Vous avez voulu fabriquer des céréales saines, du pain artisanal comme vous l’aimez, de la viande bio que vous vendez, et vous ne pensez pas au maraîchage?

Des maraîchers sont venus, mais on n’a pu se mettre d’accord. J’ai besoin de m’investir dans un projet et pas seulement le regarder se débrouiller de loin. Pas de légume encore, mais un investissement personnel dans la nouvelle coopérative Cycle-en-terre où Fanny Lebrun est venue avec un bon projet qu’elle développe ici à Buzin: la culture de graines bio. D’autres choses se dessinent dans le cadre de la ferme comme un verger où 1.700 arbres d’anciennes variétés viennent d’être plantés sur sept hectares. Des basses tiges pousseront d’ici trois ans, et viendront ensuite les hautes tiges. C’est une diversification vers les jus de fruits prévue en collaboration avec la cidrerie du Condroz.

Et puis il y a encore la fabrication des pâtes sèches depuis août dernier. Le hasard d’une visite en vue d’acquérir un séchoir à fruits nous a conduit vers une autre machine d’occasion: un séchoir à pâtes. On l’a acquis, et François s’est alors présenté pour lancer le projet à partir de la mise au point d’une recette de pâtes venant de nos céréales. On verra après un temps de lancement si le produit trouve sa clientèle. On n’est pas pressé.
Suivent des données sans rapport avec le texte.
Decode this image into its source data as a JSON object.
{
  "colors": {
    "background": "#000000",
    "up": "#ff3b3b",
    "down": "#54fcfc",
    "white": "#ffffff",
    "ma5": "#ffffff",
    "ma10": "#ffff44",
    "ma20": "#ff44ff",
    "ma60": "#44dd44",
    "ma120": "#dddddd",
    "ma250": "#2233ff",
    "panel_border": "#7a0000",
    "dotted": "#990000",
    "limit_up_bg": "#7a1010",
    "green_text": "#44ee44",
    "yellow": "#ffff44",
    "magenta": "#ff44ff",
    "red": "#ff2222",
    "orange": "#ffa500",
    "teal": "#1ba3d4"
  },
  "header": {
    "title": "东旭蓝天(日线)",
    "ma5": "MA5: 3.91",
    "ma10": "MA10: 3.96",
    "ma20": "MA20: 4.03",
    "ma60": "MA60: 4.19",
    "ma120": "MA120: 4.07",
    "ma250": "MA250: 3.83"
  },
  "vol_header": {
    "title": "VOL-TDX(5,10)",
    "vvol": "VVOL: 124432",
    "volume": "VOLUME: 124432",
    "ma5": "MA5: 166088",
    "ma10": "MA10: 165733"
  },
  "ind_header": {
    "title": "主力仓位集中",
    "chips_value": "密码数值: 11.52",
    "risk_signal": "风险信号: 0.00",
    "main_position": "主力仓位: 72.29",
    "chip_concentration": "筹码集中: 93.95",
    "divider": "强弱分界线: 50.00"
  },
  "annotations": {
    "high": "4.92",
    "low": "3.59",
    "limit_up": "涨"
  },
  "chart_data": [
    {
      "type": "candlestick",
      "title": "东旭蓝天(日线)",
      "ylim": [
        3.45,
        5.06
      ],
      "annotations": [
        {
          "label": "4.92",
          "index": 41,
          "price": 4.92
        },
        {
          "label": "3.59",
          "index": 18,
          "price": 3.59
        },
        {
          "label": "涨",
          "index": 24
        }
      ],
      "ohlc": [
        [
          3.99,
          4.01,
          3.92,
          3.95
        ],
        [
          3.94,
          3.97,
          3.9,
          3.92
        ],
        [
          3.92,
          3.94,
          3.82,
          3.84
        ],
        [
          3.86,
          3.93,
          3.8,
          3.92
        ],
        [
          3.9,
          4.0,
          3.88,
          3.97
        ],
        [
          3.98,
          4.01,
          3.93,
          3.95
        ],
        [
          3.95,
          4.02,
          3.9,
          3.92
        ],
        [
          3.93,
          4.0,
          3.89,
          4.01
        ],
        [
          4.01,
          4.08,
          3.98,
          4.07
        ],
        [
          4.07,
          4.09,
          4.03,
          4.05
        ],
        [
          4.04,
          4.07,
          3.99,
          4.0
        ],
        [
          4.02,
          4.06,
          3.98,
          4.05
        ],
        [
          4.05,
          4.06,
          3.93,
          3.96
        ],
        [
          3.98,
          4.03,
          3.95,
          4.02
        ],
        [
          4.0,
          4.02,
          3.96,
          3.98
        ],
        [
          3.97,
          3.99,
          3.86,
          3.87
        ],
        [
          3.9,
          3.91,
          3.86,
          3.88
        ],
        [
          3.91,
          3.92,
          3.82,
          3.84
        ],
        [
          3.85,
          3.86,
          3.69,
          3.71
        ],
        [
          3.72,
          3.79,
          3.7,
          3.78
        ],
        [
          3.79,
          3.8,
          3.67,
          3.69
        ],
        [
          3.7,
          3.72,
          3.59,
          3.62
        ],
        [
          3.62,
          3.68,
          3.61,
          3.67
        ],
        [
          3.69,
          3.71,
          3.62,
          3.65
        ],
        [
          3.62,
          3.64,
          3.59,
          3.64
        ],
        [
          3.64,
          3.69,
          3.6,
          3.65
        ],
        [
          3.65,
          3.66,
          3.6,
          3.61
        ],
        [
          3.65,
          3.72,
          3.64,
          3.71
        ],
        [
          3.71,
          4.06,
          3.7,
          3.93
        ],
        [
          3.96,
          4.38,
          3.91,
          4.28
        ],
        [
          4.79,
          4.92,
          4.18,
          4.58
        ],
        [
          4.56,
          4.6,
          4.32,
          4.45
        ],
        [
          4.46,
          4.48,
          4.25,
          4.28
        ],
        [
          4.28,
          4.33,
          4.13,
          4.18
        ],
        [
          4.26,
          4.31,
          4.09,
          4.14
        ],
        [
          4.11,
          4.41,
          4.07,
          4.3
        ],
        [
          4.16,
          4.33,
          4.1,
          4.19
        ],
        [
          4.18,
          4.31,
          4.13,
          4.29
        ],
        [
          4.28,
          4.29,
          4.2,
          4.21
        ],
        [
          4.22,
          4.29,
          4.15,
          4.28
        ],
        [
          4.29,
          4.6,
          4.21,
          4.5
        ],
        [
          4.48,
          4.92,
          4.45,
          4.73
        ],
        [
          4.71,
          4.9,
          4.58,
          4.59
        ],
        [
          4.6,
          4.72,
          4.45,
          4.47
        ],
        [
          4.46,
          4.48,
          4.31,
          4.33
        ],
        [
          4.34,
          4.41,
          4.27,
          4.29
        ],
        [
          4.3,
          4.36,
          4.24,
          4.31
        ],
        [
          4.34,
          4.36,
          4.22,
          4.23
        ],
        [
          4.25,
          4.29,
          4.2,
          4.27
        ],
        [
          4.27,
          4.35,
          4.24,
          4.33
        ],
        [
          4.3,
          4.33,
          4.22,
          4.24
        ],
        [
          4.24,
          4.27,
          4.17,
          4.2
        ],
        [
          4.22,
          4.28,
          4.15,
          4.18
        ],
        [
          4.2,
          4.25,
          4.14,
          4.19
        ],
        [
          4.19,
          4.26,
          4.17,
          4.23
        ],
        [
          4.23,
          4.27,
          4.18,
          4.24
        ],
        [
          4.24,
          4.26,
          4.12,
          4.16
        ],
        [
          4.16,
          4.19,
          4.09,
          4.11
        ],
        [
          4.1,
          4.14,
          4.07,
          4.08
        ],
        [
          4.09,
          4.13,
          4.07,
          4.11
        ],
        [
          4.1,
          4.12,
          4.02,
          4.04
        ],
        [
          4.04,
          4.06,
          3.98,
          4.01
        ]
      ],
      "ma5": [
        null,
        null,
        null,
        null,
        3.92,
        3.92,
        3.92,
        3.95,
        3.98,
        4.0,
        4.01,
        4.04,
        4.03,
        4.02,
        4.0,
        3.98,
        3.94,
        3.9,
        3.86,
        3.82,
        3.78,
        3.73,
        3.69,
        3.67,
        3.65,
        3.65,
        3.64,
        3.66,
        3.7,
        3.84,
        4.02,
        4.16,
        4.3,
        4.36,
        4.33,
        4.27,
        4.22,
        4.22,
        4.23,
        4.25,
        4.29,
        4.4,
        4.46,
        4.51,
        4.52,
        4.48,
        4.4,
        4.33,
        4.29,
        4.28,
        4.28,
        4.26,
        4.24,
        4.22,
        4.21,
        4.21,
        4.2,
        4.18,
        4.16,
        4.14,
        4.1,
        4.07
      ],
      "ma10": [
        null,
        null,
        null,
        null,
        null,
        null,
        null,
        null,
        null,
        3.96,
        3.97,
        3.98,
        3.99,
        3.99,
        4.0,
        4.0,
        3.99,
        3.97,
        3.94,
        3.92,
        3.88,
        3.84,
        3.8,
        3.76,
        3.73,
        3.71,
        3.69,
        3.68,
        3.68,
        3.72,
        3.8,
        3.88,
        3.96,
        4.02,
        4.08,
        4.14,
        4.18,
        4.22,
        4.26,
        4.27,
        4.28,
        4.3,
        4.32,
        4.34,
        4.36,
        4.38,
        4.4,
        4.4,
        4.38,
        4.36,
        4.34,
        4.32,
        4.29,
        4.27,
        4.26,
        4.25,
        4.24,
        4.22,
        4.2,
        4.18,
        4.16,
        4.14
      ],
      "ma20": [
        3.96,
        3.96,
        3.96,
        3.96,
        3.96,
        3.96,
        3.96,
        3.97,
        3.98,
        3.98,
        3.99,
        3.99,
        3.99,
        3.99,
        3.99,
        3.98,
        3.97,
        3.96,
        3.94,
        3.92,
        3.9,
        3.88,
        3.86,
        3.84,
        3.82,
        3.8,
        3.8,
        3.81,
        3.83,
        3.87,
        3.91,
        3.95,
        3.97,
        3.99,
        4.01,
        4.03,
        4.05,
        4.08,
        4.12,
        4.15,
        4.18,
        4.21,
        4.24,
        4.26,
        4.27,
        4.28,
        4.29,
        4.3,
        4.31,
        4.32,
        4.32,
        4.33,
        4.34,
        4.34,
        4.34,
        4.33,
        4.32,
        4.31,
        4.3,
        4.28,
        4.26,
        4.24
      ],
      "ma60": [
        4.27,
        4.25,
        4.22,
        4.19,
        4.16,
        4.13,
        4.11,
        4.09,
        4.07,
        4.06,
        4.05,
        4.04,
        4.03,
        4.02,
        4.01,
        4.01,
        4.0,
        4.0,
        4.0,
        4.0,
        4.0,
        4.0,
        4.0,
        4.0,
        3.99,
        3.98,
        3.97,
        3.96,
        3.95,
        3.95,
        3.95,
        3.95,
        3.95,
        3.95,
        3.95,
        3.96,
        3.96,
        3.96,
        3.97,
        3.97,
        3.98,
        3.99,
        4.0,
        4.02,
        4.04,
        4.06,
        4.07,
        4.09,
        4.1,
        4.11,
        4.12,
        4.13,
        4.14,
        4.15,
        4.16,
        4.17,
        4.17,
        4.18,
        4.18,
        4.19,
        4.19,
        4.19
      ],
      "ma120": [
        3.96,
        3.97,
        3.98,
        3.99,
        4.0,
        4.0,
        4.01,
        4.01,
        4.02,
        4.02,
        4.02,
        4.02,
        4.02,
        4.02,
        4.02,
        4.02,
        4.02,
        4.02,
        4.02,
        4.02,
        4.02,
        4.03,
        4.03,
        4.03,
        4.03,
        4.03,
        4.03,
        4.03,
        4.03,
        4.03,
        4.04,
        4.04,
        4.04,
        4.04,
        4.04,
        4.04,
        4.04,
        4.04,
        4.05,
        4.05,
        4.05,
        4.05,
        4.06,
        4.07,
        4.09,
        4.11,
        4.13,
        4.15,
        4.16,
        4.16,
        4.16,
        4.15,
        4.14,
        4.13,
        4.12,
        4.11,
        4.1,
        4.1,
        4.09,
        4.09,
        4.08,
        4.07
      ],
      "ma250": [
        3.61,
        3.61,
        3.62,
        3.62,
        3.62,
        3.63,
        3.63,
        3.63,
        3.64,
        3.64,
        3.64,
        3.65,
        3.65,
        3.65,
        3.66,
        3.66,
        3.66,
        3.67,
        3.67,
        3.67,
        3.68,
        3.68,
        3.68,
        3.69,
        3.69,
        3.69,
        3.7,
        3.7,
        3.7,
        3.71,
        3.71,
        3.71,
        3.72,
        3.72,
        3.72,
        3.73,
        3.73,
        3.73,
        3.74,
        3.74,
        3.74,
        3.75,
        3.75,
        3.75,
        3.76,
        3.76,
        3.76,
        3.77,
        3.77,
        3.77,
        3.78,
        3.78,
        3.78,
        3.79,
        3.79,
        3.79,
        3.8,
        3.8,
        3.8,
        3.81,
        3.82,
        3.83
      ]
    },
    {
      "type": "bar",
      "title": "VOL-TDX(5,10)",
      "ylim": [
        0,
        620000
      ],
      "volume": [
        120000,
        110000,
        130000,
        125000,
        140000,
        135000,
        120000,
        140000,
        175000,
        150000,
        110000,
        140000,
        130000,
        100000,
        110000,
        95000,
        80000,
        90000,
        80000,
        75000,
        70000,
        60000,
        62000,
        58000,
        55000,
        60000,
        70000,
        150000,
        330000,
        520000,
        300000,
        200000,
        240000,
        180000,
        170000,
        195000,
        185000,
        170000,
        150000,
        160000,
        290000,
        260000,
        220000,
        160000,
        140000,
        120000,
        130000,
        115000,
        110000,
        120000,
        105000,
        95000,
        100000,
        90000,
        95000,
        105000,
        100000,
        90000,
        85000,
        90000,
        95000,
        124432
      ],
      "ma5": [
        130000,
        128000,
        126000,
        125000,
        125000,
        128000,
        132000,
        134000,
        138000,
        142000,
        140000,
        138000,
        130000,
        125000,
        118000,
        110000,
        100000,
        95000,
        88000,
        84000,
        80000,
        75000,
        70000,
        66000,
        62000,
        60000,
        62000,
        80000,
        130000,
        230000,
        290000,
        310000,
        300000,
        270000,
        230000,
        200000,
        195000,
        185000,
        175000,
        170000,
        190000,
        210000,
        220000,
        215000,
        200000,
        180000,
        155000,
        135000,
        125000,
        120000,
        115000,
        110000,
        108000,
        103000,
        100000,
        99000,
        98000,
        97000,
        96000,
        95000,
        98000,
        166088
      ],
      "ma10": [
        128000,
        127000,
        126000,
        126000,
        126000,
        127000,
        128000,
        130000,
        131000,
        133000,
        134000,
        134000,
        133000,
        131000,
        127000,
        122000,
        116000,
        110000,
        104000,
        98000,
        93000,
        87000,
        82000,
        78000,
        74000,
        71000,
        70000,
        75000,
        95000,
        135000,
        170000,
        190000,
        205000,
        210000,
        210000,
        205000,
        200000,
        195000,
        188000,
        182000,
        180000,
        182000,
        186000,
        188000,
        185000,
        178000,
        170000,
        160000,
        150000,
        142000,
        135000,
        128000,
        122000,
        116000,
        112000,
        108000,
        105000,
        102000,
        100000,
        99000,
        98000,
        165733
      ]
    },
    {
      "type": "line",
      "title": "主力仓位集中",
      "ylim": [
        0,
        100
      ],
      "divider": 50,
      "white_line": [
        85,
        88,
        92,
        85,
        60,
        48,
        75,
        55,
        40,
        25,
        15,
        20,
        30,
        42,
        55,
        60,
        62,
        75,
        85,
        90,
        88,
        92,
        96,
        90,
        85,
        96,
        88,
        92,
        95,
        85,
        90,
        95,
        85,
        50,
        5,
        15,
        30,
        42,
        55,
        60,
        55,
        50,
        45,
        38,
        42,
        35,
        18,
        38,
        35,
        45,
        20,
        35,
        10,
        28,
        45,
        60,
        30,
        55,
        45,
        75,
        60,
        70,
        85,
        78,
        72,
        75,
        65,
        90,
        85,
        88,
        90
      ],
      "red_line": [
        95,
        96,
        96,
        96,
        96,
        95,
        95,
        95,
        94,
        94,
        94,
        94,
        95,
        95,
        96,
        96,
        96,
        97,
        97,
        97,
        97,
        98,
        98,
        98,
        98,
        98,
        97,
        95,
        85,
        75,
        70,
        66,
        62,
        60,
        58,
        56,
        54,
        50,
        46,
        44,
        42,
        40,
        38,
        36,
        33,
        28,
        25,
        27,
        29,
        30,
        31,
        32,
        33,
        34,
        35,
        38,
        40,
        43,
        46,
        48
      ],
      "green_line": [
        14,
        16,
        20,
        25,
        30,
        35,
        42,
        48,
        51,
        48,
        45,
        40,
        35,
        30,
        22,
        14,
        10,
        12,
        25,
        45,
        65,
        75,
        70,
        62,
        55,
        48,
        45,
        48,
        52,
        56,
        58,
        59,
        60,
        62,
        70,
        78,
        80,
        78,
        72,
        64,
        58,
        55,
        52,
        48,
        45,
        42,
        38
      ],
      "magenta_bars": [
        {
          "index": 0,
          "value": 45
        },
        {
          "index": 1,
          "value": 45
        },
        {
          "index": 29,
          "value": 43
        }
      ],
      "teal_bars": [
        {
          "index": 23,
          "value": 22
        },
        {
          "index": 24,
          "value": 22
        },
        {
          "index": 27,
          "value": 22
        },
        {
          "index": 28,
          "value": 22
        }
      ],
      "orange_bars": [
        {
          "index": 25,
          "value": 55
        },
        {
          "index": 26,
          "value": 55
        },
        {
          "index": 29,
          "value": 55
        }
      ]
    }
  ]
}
Les pieds sur terre, la respirer, s’en nourrir

Votre plaisir, c’est de développer des projets sans volontarisme, mais convaincu que «tout vient à qui sait attendre»! Que devient l’homme de la terre que vous êtes dans ces projets de coopérative allant sans cesse de l’avant?

Je commence le matin par donner à manger aux vaches, aux deux ânes et au cheval de Fanny. Je vais voir si un veau n’est pas né, et je donne le fourrage aux limousines qui en hiver sont en stabulation libre. Elles vivent bien, font des veaux naturellement et nourrissent leur petit durant une année.

Vous avez deux enfants adultes. Sont-ils intéressés par votre métier?

Ce ne sera pas ma fille mais mon fils qui compte bien prendre le relais! Nous croyons à l’avenir des micro-fermes. A partir de quelques hectares, on peut déjà valoriser une grande partie de sous-produits qui apportent à la ferme de la valeur ajoutée. Il faut sortir du système industriel et se réapproprier le marché avec des produits intégrant une dimension environnementale et sociétale. La meunerie et la boulangerie sont contigües, et il y a une belle synergie entre le meunier et le boulanger. On fait pas mal d’économies sur les transports, on emploie de la main d’œuvre locale, on s’organise en circuits courts, les locaux ont été réaménagés avec des entreprises proches. La coopération avec un magasin bio va permettre d’avoir également un pied dans le détail.

Des jeunes agriculteurs viennent-ils vous voir?

C’est toujours ouvert ici et tous les jours on peut visiter l’installation. Des stagiaires s’intéressent et de jeunes fermiers entre 25 et 30 ans viennent s’informer. Mais le poids des générations les retient le plus souvent, et ils ne se rendent pas compte que plein de gens vivent sur leur dos.

Les jeunes vraiment intéressés par le bio raisonnent autrement qu’en termes financiers. D’ailleurs, quand on fait quelque chose de beau et de bien, le financier suit. Et puis, c’est une vraie histoire ici, et c’est surtout amusant.

Post-interview: transmission d’une philosophie pratique

Bruno Greindl reste avant tout un fermier producteur-transformateur de qualité. Sa bonhomie, sa confiance (sans naïveté) en ses collaborateurs, dans le dynamisme des jeunes, son humour joyeux reflètent un bonheur de vivre dans un métier qui doit apporter néanmoins beaucoup de soucis. Il n’en n’a guère parlé. Il démontre par son travail que si la technologie apporte beaucoup de moyens, elle n’engendre pas automatiquement une philosophie de vie constructive, dont il est grand temps et même urgent d’assurer la prépondérance sur les simples données matérialistes et financières.

Bruno a tracé une voie, parmi toutes les autres à découvrir dans des expériences réellement porteuses d’espoir et de redécouverte de la qualité et la saveur des produits.